電子顕微鏡で見た新型コロナウイルス(写真提供:日本の国立感染症研究所)
シンガポールでは、パンデミック(大規模で広範囲)からエンデミック(地域的な季語)への移行が掲げられている。
ワクチンの開発は急ピッチで進んでいるが、COVID19の治療に特化した低分子治療薬はまだ少ないのが現状である。現在、米食品医薬品局(FDA)で承認されているCOVID19の治療薬の中には、もともとエボラ出血熱の治療薬として開発されたものであり、しかも点滴投与しなければならないため病院でしか使用することができない薬がある。COVID-19をはじめとするパンデミックに対応するためには、医師が処方し、患者が自宅で経口投与できるような、広く普及した錠剤の形をした薬剤が理想的だ。

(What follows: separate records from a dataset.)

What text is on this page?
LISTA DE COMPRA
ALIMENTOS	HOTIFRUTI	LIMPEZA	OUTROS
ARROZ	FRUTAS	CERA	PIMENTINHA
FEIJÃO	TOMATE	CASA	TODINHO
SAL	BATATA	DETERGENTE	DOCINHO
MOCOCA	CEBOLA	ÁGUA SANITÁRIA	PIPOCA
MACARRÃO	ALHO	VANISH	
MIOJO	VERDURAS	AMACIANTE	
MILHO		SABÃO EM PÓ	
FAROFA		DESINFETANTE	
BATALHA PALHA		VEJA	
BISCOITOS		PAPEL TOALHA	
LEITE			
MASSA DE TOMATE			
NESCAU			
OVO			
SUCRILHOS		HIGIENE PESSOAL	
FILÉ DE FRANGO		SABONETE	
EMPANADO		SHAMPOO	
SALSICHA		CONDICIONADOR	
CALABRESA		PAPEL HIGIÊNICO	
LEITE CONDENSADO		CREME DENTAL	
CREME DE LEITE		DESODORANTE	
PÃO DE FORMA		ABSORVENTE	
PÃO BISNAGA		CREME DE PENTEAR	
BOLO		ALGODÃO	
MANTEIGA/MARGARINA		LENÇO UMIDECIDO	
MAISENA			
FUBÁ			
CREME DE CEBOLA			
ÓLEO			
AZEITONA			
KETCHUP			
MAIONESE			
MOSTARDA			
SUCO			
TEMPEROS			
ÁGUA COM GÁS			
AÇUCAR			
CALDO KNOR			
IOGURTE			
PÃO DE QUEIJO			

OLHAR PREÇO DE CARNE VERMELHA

シンガポールの科学技術研究庁(A*STAR)が運営するEDDCでは、SARS-CoV-2に有効な低分子化合物をいくつか発見した。EDDCが発見した化合物は、ウイルスの自己複製に必要となるタンパク質の合成を阻害する、プロテアーゼ阻害剤である。この阻害剤は、ヒトタンパク質の合成を阻害するリスクがなく、この化合物で阻害されるタンパク質は広範囲のコロナウイルスに共通するものであるため、将来的なパンデミックを解決できる可能性を秘めている。
EDDCでは、この化合物を用いたヒトでの臨床試験はまだ実施していない。EDDCでは独自開発した阻害剤を迅速に医療現場で活用できるようにするため、パートナーとライセンス契約や共同開発を実施する計画だという。